Corporate infrastructure security, compliance, and reliability practices are documented on the Cognite Trust Center. This page describes reliability and disaster recovery for CDF.
High availability
We have designed each CDF component with high availability to avoid single points of failure and reduce the effects of infrastructure maintenance. CDF runs on elastic cloud infrastructure that autoscales compute and storage with system load, and we use Kubernetes rolling updates for deployments with no downtime. For backup schedules, retention, and restore procedures, see Availability and business continuity.On-premises components
If the data is critical for production solutions or there is a risk of data loss, on-premises components, like extractors, should run in a high-availability hosting environment. To configure the extractors for high availability, we recommend installing extractors in mutually redundant environments and setting up the necessary failover. For example, if you have extractors in three different environments, you can:- Configure each extractor with an active instance in its primary environment and a passive instance in one of the other environments. Allow failover if one of the environments becomes unavailable.
- Configure each extractor with an active instance in its primary environment and a passive instance in the other environments. Allow failover if two of the environments become unavailable.
Disaster recovery
Reliability also focuses on recovery from data loss and disaster scenarios. These types of incidents might result in downtime or permanent loss of data. Recovery often involves active intervention and is much about careful planning. Disaster recovery is a subset of Business Continuity Planning and builds on an impact analysis that defines the recovery time objective (RTO) and recovery point objective (RPO).Recovery point objective (RPO)
The maximum duration of acceptable data loss. We measure RPO in units of time, not volume.

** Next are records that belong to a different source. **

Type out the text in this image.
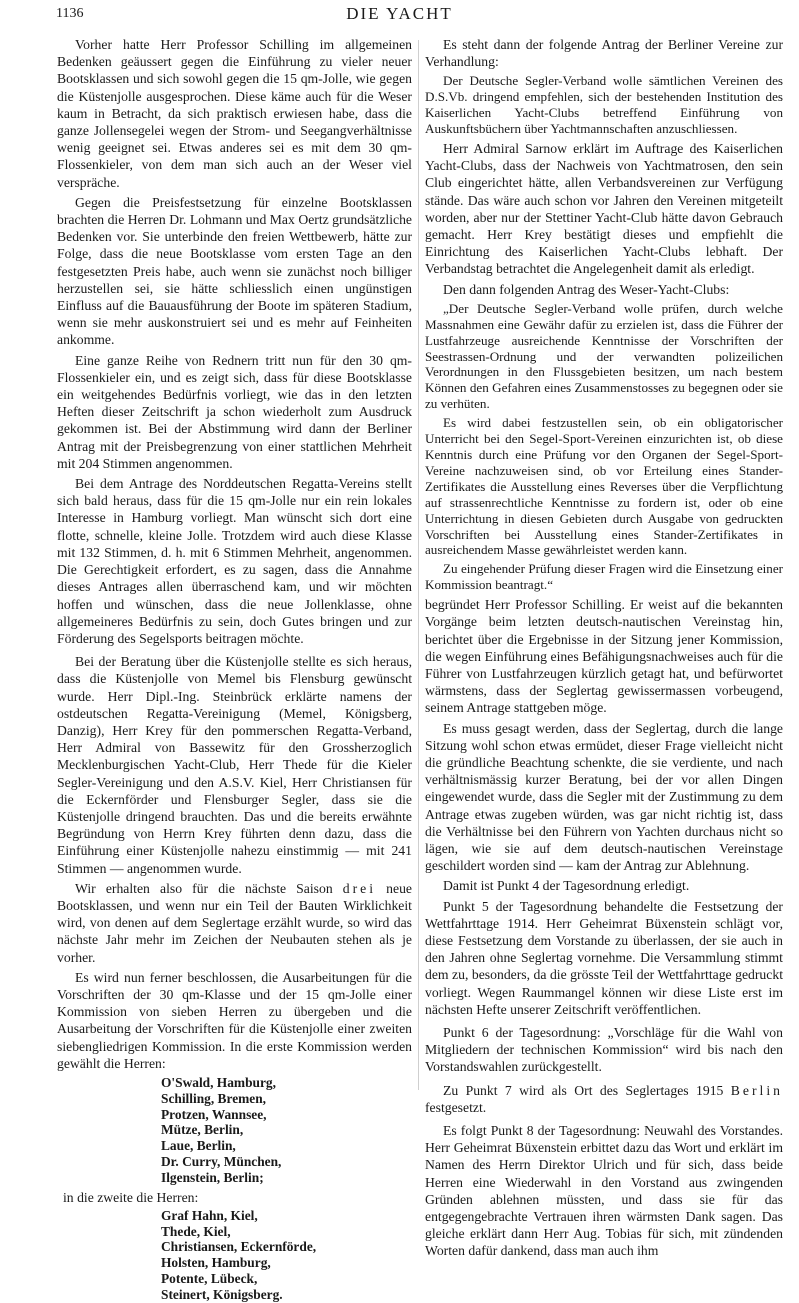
1136	DIE YACHT

Vorher hatte Herr Professor Schilling im allgemeinen Bedenken geäussert gegen die Einführung zu vieler neuer Bootsklassen und sich sowohl gegen die 15 qm-Jolle, wie gegen die Küstenjolle ausgesprochen. Diese käme auch für die Weser kaum in Betracht, da sich praktisch erwiesen habe, dass die ganze Jollensegelei wegen der Strom- und Seegangverhältnisse wenig geeignet sei. Etwas anderes sei es mit dem 30 qm-Flossenkieler, von dem man sich auch an der Weser viel verspräche.

Gegen die Preisfestsetzung für einzelne Bootsklassen brachten die Herren Dr. Lohmann und Max Oertz grundsätzliche Bedenken vor. Sie unterbinde den freien Wettbewerb, hätte zur Folge, dass die neue Bootsklasse vom ersten Tage an den festgesetzten Preis habe, auch wenn sie zunächst noch billiger herzustellen sei, sie hätte schliesslich einen ungünstigen Einfluss auf die Bauausführung der Boote im späteren Stadium, wenn sie mehr auskonstruiert sei und es mehr auf Feinheiten ankomme.

Eine ganze Reihe von Rednern tritt nun für den 30 qm-Flossenkieler ein, und es zeigt sich, dass für diese Bootsklasse ein weitgehendes Bedürfnis vorliegt, wie das in den letzten Heften dieser Zeitschrift ja schon wiederholt zum Ausdruck gekommen ist. Bei der Abstimmung wird dann der Berliner Antrag mit der Preisbegrenzung von einer stattlichen Mehrheit mit 204 Stimmen angenommen.

Bei dem Antrage des Norddeutschen Regatta-Vereins stellt sich bald heraus, dass für die 15 qm-Jolle nur ein rein lokales Interesse in Hamburg vorliegt. Man wünscht sich dort eine flotte, schnelle, kleine Jolle. Trotzdem wird auch diese Klasse mit 132 Stimmen, d. h. mit 6 Stimmen Mehrheit, angenommen. Die Gerechtigkeit erfordert, es zu sagen, dass die Annahme dieses Antrages allen überraschend kam, und wir möchten hoffen und wünschen, dass die neue Jollenklasse, ohne allgemeineres Bedürfnis zu sein, doch Gutes bringen und zur Förderung des Segelsports beitragen möchte.

Bei der Beratung über die Küstenjolle stellte es sich heraus, dass die Küstenjolle von Memel bis Flensburg gewünscht wurde. Herr Dipl.-Ing. Steinbrück erklärte namens der ostdeutschen Regatta-Vereinigung (Memel, Königsberg, Danzig), Herr Krey für den pommerschen Regatta-Verband, Herr Admiral von Bassewitz für den Grossherzoglich Mecklenburgischen Yacht-Club, Herr Thede für die Kieler Segler-Vereinigung und den A.S.V. Kiel, Herr Christiansen für die Eckernförder und Flensburger Segler, dass sie die Küstenjolle dringend brauchten. Das und die bereits erwähnte Begründung von Herrn Krey führten denn dazu, dass die Einführung einer Küstenjolle nahezu einstimmig — mit 241 Stimmen — angenommen wurde.

Wir erhalten also für die nächste Saison drei neue Bootsklassen, und wenn nur ein Teil der Bauten Wirklichkeit wird, von denen auf dem Seglertage erzählt wurde, so wird das nächste Jahr mehr im Zeichen der Neubauten stehen als je vorher.

Es wird nun ferner beschlossen, die Ausarbeitungen für die Vorschriften der 30 qm-Klasse und der 15 qm-Jolle einer Kommission von sieben Herren zu übergeben und die Ausarbeitung der Vorschriften für die Küstenjolle einer zweiten siebengliedrigen Kommission. In die erste Kommission werden gewählt die Herren:

O'Swald, Hamburg,
Schilling, Bremen,
Protzen, Wannsee,
Mütze, Berlin,
Laue, Berlin,
Dr. Curry, München,
Ilgenstein, Berlin;
in die zweite die Herren:
Graf Hahn, Kiel,
Thede, Kiel,
Christiansen, Eckernförde,
Holsten, Hamburg,
Potente, Lübeck,
Steinert, Königsberg.

Es steht dann der folgende Antrag der Berliner Vereine zur Verhandlung:

Der Deutsche Segler-Verband wolle sämtlichen Vereinen des D.S.Vb. dringend empfehlen, sich der bestehenden Institution des Kaiserlichen Yacht-Clubs betreffend Einführung von Auskunftsbüchern über Yachtmannschaften anzuschliessen.

Herr Admiral Sarnow erklärt im Auftrage des Kaiserlichen Yacht-Clubs, dass der Nachweis von Yachtmatrosen, den sein Club eingerichtet hätte, allen Verbandsvereinen zur Verfügung stände. Das wäre auch schon vor Jahren den Vereinen mitgeteilt worden, aber nur der Stettiner Yacht-Club hätte davon Gebrauch gemacht. Herr Krey bestätigt dieses und empfiehlt die Einrichtung des Kaiserlichen Yacht-Clubs lebhaft. Der Verbandstag betrachtet die Angelegenheit damit als erledigt.

Den dann folgenden Antrag des Weser-Yacht-Clubs:

„Der Deutsche Segler-Verband wolle prüfen, durch welche Massnahmen eine Gewähr dafür zu erzielen ist, dass die Führer der Lustfahrzeuge ausreichende Kenntnisse der Vorschriften der Seestrassen-Ordnung und der verwandten polizeilichen Verordnungen in den Flussgebieten besitzen, um nach bestem Können den Gefahren eines Zusammenstosses zu begegnen oder sie zu verhüten.

Es wird dabei festzustellen sein, ob ein obligatorischer Unterricht bei den Segel-Sport-Vereinen einzurichten ist, ob diese Kenntnis durch eine Prüfung vor den Organen der Segel-Sport-Vereine nachzuweisen sind, ob vor Erteilung eines Stander-Zertifikates die Ausstellung eines Reverses über die Verpflichtung auf strassenrechtliche Kenntnisse zu fordern ist, oder ob eine Unterrichtung in diesen Gebieten durch Ausgabe von gedruckten Vorschriften bei Ausstellung eines Stander-Zertifikates in ausreichendem Masse gewährleistet werden kann.

Zu eingehender Prüfung dieser Fragen wird die Einsetzung einer Kommission beantragt.“

begründet Herr Professor Schilling. Er weist auf die bekannten Vorgänge beim letzten deutsch-nautischen Vereinstag hin, berichtet über die Ergebnisse in der Sitzung jener Kommission, die wegen Einführung eines Befähigungsnachweises auch für die Führer von Lustfahrzeugen kürzlich getagt hat, und befürwortet wärmstens, dass der Seglertag gewissermassen vorbeugend, seinem Antrage stattgeben möge.

Es muss gesagt werden, dass der Seglertag, durch die lange Sitzung wohl schon etwas ermüdet, dieser Frage vielleicht nicht die gründliche Beachtung schenkte, die sie verdiente, und nach verhältnismässig kurzer Beratung, bei der vor allen Dingen eingewendet wurde, dass die Segler mit der Zustimmung zu dem Antrage etwas zugeben würden, was gar nicht richtig ist, dass die Verhältnisse bei den Führern von Yachten durchaus nicht so lägen, wie sie auf dem deutsch-nautischen Vereinstage geschildert worden sind — kam der Antrag zur Ablehnung.

Damit ist Punkt 4 der Tagesordnung erledigt.

Punkt 5 der Tagesordnung behandelte die Festsetzung der Wettfahrttage 1914. Herr Geheimrat Büxenstein schlägt vor, diese Festsetzung dem Vorstande zu überlassen, der sie auch in den Jahren ohne Seglertag vornehme. Die Versammlung stimmt dem zu, besonders, da die grösste Teil der Wettfahrttage gedruckt vorliegt. Wegen Raummangel können wir diese Liste erst im nächsten Hefte unserer Zeitschrift veröffentlichen.

Punkt 6 der Tagesordnung: „Vorschläge für die Wahl von Mitgliedern der technischen Kommission“ wird bis nach den Vorstandswahlen zurückgestellt.

Zu Punkt 7 wird als Ort des Seglertages 1915 Berlin festgesetzt.

Es folgt Punkt 8 der Tagesordnung: Neuwahl des Vorstandes. Herr Geheimrat Büxenstein erbittet dazu das Wort und erklärt im Namen des Herrn Direktor Ulrich und für sich, dass beide Herren eine Wiederwahl in den Vorstand aus zwingenden Gründen ablehnen müssten, und dass sie für das entgegengebrachte Vertrauen ihren wärmsten Dank sagen. Das gleiche erklärt dann Herr Aug. Tobias für sich, mit zündenden Worten dafür dankend, dass man auch ihm
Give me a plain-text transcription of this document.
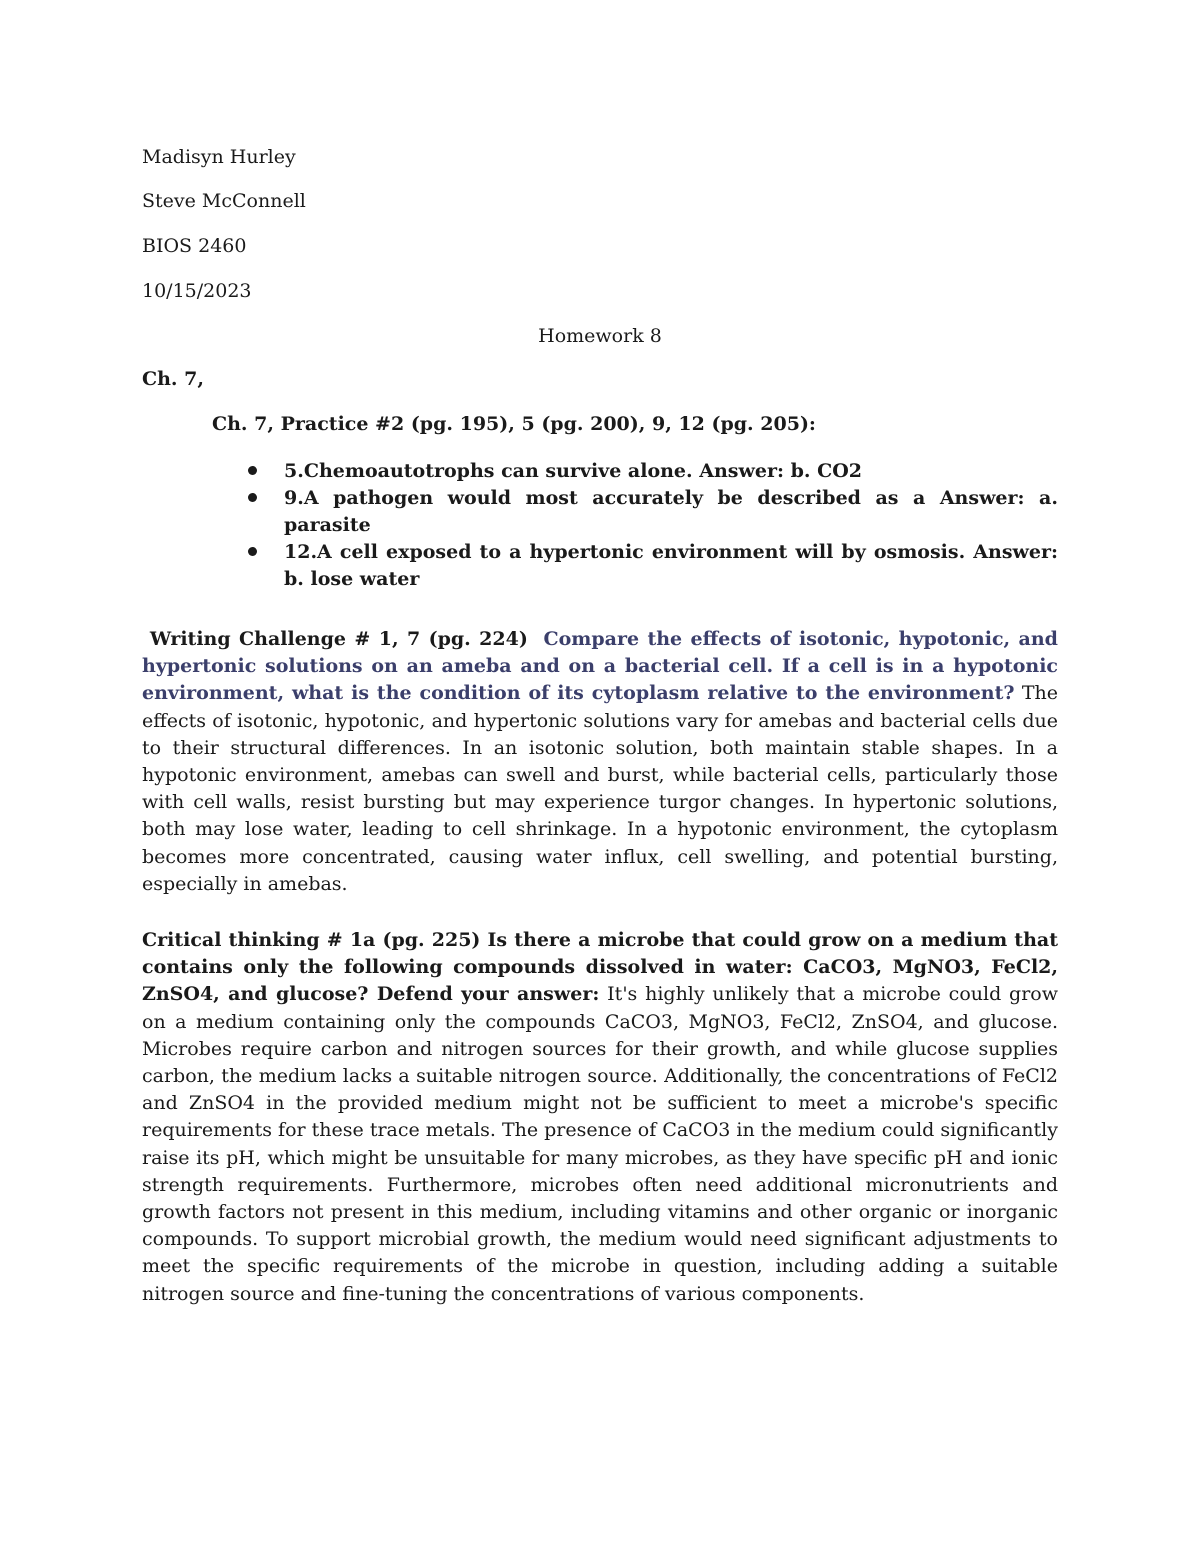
Madisyn Hurley
Steve McConnell
BIOS 2460
10/15/2023
Homework 8
Ch. 7,
Ch. 7, Practice #2 (pg. 195), 5 (pg. 200), 9, 12 (pg. 205):
5.Chemoautotrophs can survive alone. Answer: b. CO2
9.A pathogen would most accurately be described as a Answer: a. parasite
12.A cell exposed to a hypertonic environment will by osmosis. Answer: b. lose water
Writing Challenge # 1, 7 (pg. 224) Compare the effects of isotonic, hypotonic, and hypertonic solutions on an ameba and on a bacterial cell. If a cell is in a hypotonic environment, what is the condition of its cytoplasm relative to the environment? The effects of isotonic, hypotonic, and hypertonic solutions vary for amebas and bacterial cells due to their structural differences. In an isotonic solution, both maintain stable shapes. In a hypotonic environment, amebas can swell and burst, while bacterial cells, particularly those with cell walls, resist bursting but may experience turgor changes. In hypertonic solutions, both may lose water, leading to cell shrinkage. In a hypotonic environment, the cytoplasm becomes more concentrated, causing water influx, cell swelling, and potential bursting, especially in amebas.
Critical thinking # 1a (pg. 225) Is there a microbe that could grow on a medium that contains only the following compounds dissolved in water: CaCO3, MgNO3, FeCl2, ZnSO4, and glucose? Defend your answer: It's highly unlikely that a microbe could grow on a medium containing only the compounds CaCO3, MgNO3, FeCl2, ZnSO4, and glucose. Microbes require carbon and nitrogen sources for their growth, and while glucose supplies carbon, the medium lacks a suitable nitrogen source. Additionally, the concentrations of FeCl2 and ZnSO4 in the provided medium might not be sufficient to meet a microbe's specific requirements for these trace metals. The presence of CaCO3 in the medium could significantly raise its pH, which might be unsuitable for many microbes, as they have specific pH and ionic strength requirements. Furthermore, microbes often need additional micronutrients and growth factors not present in this medium, including vitamins and other organic or inorganic compounds. To support microbial growth, the medium would need significant adjustments to meet the specific requirements of the microbe in question, including adding a suitable nitrogen source and fine-tuning the concentrations of various components.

Recovery time objective (RTO)
The maximum duration of acceptable downtime.
Full cluster restore
For situations with loss of infrastructure, data stores, and services from the cloud provider and cases of data integrity loss caused by malicious users or data corrupting bugs.
CDF project restore
Tailored to situations where the damage to data or data integrity is limited to one or a few CDF projects.
Disaster recovery testing
Cognite performs extensive multi-service disaster recovery tests twice per year. The tests engage all Cognite teams that own services in production. In addition, new services and services that have undergone significant changes also need to pass single-service disaster recovery tests before they’re made available. We select scenarios for the disaster recovery tests using risk analysis, experiences from earlier disaster recovery tests, and needs for validating redundancy in resources, skills, or infrastructure. Examples of earlier DR tests include- simulating a complete outage of a cloud service provider region.
- data corruption in several data stores.
- user errors that corrupt a customer’s data model.